Portugal also has the second lowest rate of drug-induced deaths in the European Union, with only 3 out of every 1 million citizens dying from overdose.
But experts say decriminalization of these drugs isn’t the only reason this is happening; it was the newly funded treatment options that citizens now had access to. According to the Economist, “90 percent of Portugal’s anti-drug resources are now spent on treatment and prevention, 10 percent on policing and punishment.”
While arrests are still made for dealers and distributors, citizens who just regularly use not only have more help for their problem, but more support with it as well. Drugs and addicts are no longer demonized, and state funded workers go around and hand out clean needles, pipes, and offer help and other resources to those who seek it.

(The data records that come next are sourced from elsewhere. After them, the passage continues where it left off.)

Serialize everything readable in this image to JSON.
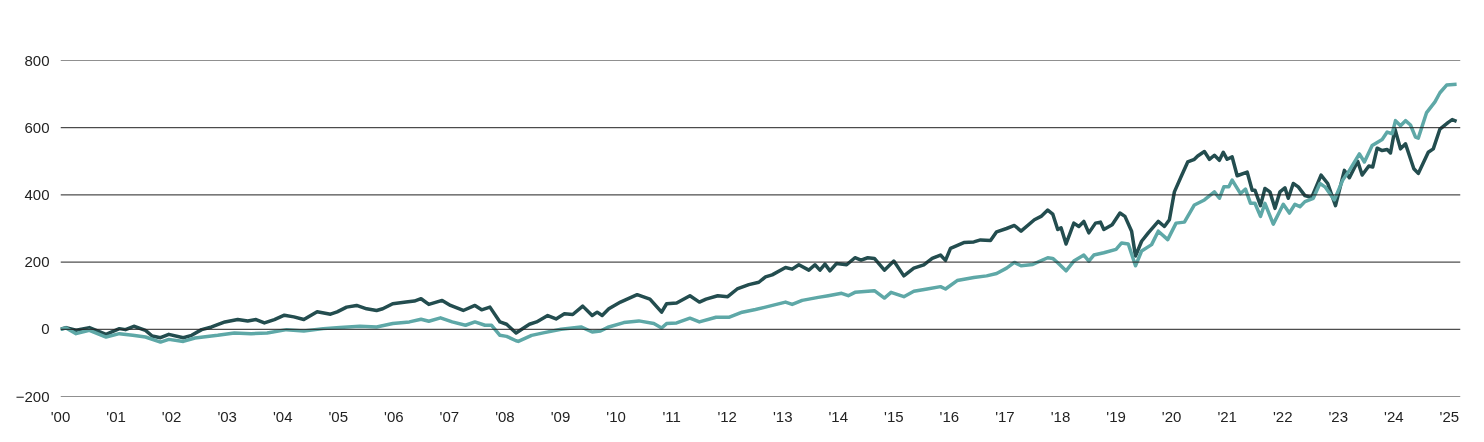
{
  "chart_data": {
    "type": "line",
    "xlim": [
      2000,
      2025.2
    ],
    "ylim": [
      -200,
      800
    ],
    "yticks": [
      -200,
      0,
      200,
      400,
      600,
      800
    ],
    "xticks": [
      {
        "value": 2000,
        "label": "'00"
      },
      {
        "value": 2001,
        "label": "'01"
      },
      {
        "value": 2002,
        "label": "'02"
      },
      {
        "value": 2003,
        "label": "'03"
      },
      {
        "value": 2004,
        "label": "'04"
      },
      {
        "value": 2005,
        "label": "'05"
      },
      {
        "value": 2006,
        "label": "'06"
      },
      {
        "value": 2007,
        "label": "'07"
      },
      {
        "value": 2008,
        "label": "'08"
      },
      {
        "value": 2009,
        "label": "'09"
      },
      {
        "value": 2010,
        "label": "'10"
      },
      {
        "value": 2011,
        "label": "'11"
      },
      {
        "value": 2012,
        "label": "'12"
      },
      {
        "value": 2013,
        "label": "'13"
      },
      {
        "value": 2014,
        "label": "'14"
      },
      {
        "value": 2015,
        "label": "'15"
      },
      {
        "value": 2016,
        "label": "'16"
      },
      {
        "value": 2017,
        "label": "'17"
      },
      {
        "value": 2018,
        "label": "'18"
      },
      {
        "value": 2019,
        "label": "'19"
      },
      {
        "value": 2020,
        "label": "'20"
      },
      {
        "value": 2021,
        "label": "'21"
      },
      {
        "value": 2022,
        "label": "'22"
      },
      {
        "value": 2023,
        "label": "'23"
      },
      {
        "value": 2024,
        "label": "'24"
      },
      {
        "value": 2025,
        "label": "'25"
      }
    ],
    "grid": "y",
    "line_style": "solid",
    "marker": "none",
    "series": [
      {
        "color": "#234d4f",
        "x": [
          2000.0,
          2000.1,
          2000.28,
          2000.52,
          2000.82,
          2001.06,
          2001.17,
          2001.32,
          2001.53,
          2001.65,
          2001.8,
          2001.95,
          2002.21,
          2002.36,
          2002.54,
          2002.72,
          2002.96,
          2003.19,
          2003.37,
          2003.52,
          2003.67,
          2003.85,
          2004.03,
          2004.2,
          2004.38,
          2004.62,
          2004.86,
          2004.98,
          2005.15,
          2005.33,
          2005.51,
          2005.69,
          2005.8,
          2005.98,
          2006.22,
          2006.37,
          2006.49,
          2006.63,
          2006.87,
          2007.02,
          2007.25,
          2007.46,
          2007.58,
          2007.73,
          2007.91,
          2008.03,
          2008.2,
          2008.44,
          2008.57,
          2008.77,
          2008.92,
          2009.07,
          2009.22,
          2009.4,
          2009.57,
          2009.66,
          2009.75,
          2009.87,
          2010.08,
          2010.38,
          2010.61,
          2010.82,
          2010.91,
          2011.09,
          2011.33,
          2011.5,
          2011.62,
          2011.83,
          2012.01,
          2012.18,
          2012.39,
          2012.57,
          2012.69,
          2012.81,
          2013.05,
          2013.17,
          2013.29,
          2013.47,
          2013.58,
          2013.67,
          2013.76,
          2013.85,
          2013.97,
          2014.15,
          2014.3,
          2014.41,
          2014.53,
          2014.65,
          2014.83,
          2015.0,
          2015.18,
          2015.36,
          2015.54,
          2015.69,
          2015.84,
          2015.93,
          2016.02,
          2016.26,
          2016.44,
          2016.56,
          2016.74,
          2016.85,
          2017.03,
          2017.17,
          2017.29,
          2017.53,
          2017.65,
          2017.77,
          2017.86,
          2017.95,
          2018.01,
          2018.1,
          2018.24,
          2018.33,
          2018.42,
          2018.51,
          2018.63,
          2018.72,
          2018.78,
          2018.93,
          2019.07,
          2019.16,
          2019.28,
          2019.35,
          2019.46,
          2019.58,
          2019.76,
          2019.87,
          2019.96,
          2020.05,
          2020.17,
          2020.29,
          2020.41,
          2020.47,
          2020.59,
          2020.68,
          2020.77,
          2020.86,
          2020.93,
          2021.0,
          2021.09,
          2021.18,
          2021.36,
          2021.45,
          2021.5,
          2021.6,
          2021.68,
          2021.77,
          2021.86,
          2021.95,
          2022.04,
          2022.1,
          2022.19,
          2022.28,
          2022.4,
          2022.52,
          2022.69,
          2022.81,
          2022.95,
          2023.11,
          2023.2,
          2023.35,
          2023.43,
          2023.55,
          2023.62,
          2023.7,
          2023.79,
          2023.88,
          2023.94,
          2024.02,
          2024.12,
          2024.21,
          2024.36,
          2024.44,
          2024.62,
          2024.71,
          2024.83,
          2024.98,
          2025.05,
          2025.13
        ],
        "values": [
          0,
          5,
          -3,
          5,
          -15,
          2,
          -1,
          9,
          -3,
          -20,
          -25,
          -15,
          -25,
          -18,
          -1,
          7,
          22,
          29,
          25,
          29,
          19,
          29,
          42,
          37,
          29,
          52,
          45,
          52,
          66,
          71,
          61,
          56,
          61,
          76,
          81,
          84,
          91,
          74,
          86,
          71,
          56,
          71,
          58,
          66,
          22,
          15,
          -11,
          15,
          22,
          41,
          31,
          46,
          44,
          69,
          41,
          51,
          41,
          61,
          81,
          103,
          90,
          51,
          76,
          78,
          100,
          81,
          90,
          100,
          97,
          120,
          133,
          140,
          156,
          162,
          184,
          179,
          192,
          176,
          192,
          176,
          194,
          174,
          196,
          192,
          213,
          206,
          213,
          211,
          176,
          203,
          159,
          182,
          192,
          211,
          221,
          205,
          241,
          258,
          260,
          266,
          264,
          290,
          300,
          309,
          292,
          326,
          336,
          355,
          343,
          297,
          302,
          254,
          316,
          306,
          321,
          287,
          316,
          319,
          297,
          311,
          346,
          336,
          292,
          218,
          262,
          287,
          321,
          306,
          326,
          409,
          454,
          498,
          506,
          516,
          529,
          506,
          518,
          503,
          527,
          506,
          513,
          457,
          468,
          414,
          414,
          368,
          419,
          409,
          360,
          409,
          421,
          390,
          434,
          424,
          398,
          392,
          459,
          434,
          368,
          473,
          451,
          500,
          459,
          486,
          483,
          539,
          532,
          535,
          525,
          596,
          537,
          552,
          478,
          464,
          527,
          537,
          596,
          616,
          624,
          619
        ]
      },
      {
        "color": "#5ea8a7",
        "x": [
          2000.0,
          2000.1,
          2000.28,
          2000.52,
          2000.82,
          2001.06,
          2001.3,
          2001.53,
          2001.8,
          2001.95,
          2002.21,
          2002.42,
          2002.83,
          2003.13,
          2003.43,
          2003.72,
          2004.07,
          2004.38,
          2004.73,
          2005.03,
          2005.39,
          2005.69,
          2005.98,
          2006.28,
          2006.49,
          2006.63,
          2006.84,
          2007.05,
          2007.29,
          2007.46,
          2007.64,
          2007.76,
          2007.91,
          2008.03,
          2008.2,
          2008.24,
          2008.48,
          2008.71,
          2009.01,
          2009.37,
          2009.57,
          2009.72,
          2009.87,
          2010.14,
          2010.41,
          2010.68,
          2010.82,
          2010.91,
          2011.09,
          2011.33,
          2011.5,
          2011.8,
          2012.04,
          2012.27,
          2012.51,
          2012.69,
          2013.05,
          2013.17,
          2013.35,
          2013.64,
          2013.82,
          2014.06,
          2014.18,
          2014.3,
          2014.65,
          2014.83,
          2014.95,
          2015.18,
          2015.36,
          2015.6,
          2015.84,
          2015.93,
          2016.14,
          2016.44,
          2016.67,
          2016.85,
          2017.03,
          2017.17,
          2017.29,
          2017.5,
          2017.77,
          2017.86,
          2017.95,
          2018.1,
          2018.24,
          2018.42,
          2018.51,
          2018.6,
          2018.78,
          2019.0,
          2019.1,
          2019.22,
          2019.35,
          2019.46,
          2019.64,
          2019.76,
          2019.93,
          2020.08,
          2020.23,
          2020.41,
          2020.59,
          2020.77,
          2020.86,
          2020.94,
          2021.03,
          2021.09,
          2021.24,
          2021.33,
          2021.42,
          2021.5,
          2021.6,
          2021.68,
          2021.83,
          2022.01,
          2022.12,
          2022.22,
          2022.31,
          2022.4,
          2022.55,
          2022.67,
          2022.76,
          2022.93,
          2023.08,
          2023.2,
          2023.38,
          2023.47,
          2023.61,
          2023.79,
          2023.88,
          2023.97,
          2024.03,
          2024.12,
          2024.21,
          2024.3,
          2024.39,
          2024.44,
          2024.59,
          2024.74,
          2024.83,
          2024.95,
          2025.13
        ],
        "values": [
          0,
          4,
          -13,
          -3,
          -23,
          -13,
          -18,
          -23,
          -38,
          -30,
          -36,
          -26,
          -18,
          -11,
          -13,
          -11,
          -1,
          -5,
          2,
          5,
          9,
          7,
          17,
          22,
          30,
          24,
          34,
          22,
          12,
          22,
          12,
          12,
          -18,
          -21,
          -34,
          -36,
          -18,
          -10,
          0,
          7,
          -8,
          -5,
          7,
          20,
          25,
          17,
          4,
          17,
          19,
          33,
          22,
          36,
          36,
          51,
          59,
          66,
          81,
          74,
          86,
          95,
          100,
          107,
          100,
          110,
          115,
          93,
          110,
          97,
          113,
          120,
          127,
          120,
          145,
          154,
          159,
          166,
          182,
          199,
          189,
          193,
          213,
          211,
          198,
          174,
          203,
          221,
          203,
          221,
          228,
          238,
          257,
          254,
          189,
          233,
          252,
          292,
          267,
          316,
          319,
          370,
          385,
          409,
          390,
          424,
          424,
          444,
          404,
          417,
          375,
          375,
          336,
          375,
          313,
          372,
          346,
          372,
          365,
          380,
          390,
          434,
          424,
          385,
          444,
          473,
          522,
          498,
          547,
          565,
          587,
          582,
          621,
          606,
          621,
          608,
          572,
          569,
          645,
          677,
          704,
          727,
          729
        ]
      }
    ]
  }
}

The skeptics of decriminalization however, look at the increased drug use in certain age groups, and suggest this as evidence that decriminalization is not working. After all, increased drug consumption was Portugal’s main concern with decriminalizing. But when interviewed by the “Time Magazine of Portugal,” Mark Thornton, the Senior Fellow at the Mises Institute, was asked about the prospect of increased drug consumption:
“I responded that you cannot know the answer to that question in advance,” says Thornton. “You will never know the answer to that question, and that the question was unimportant.”
Many others agree with Thornton’s assessment. Perhaps the goal of decriminalization is not to lower drug consumption (not initially at least), but create more opportunity for users to get help.
According to the National Institute on Drug Abuse, the use of illegal drugs in the US increased from 14.5 million users in 2007, to 19.8 million in 2013. The Drug Policy Alliance says we spend more than $51 billion a year on the War on Drugs.
In 2014, 83 percent of drug violations were due to possession, and more than 46 percent of federal inmates are incarcerated for drug offenses.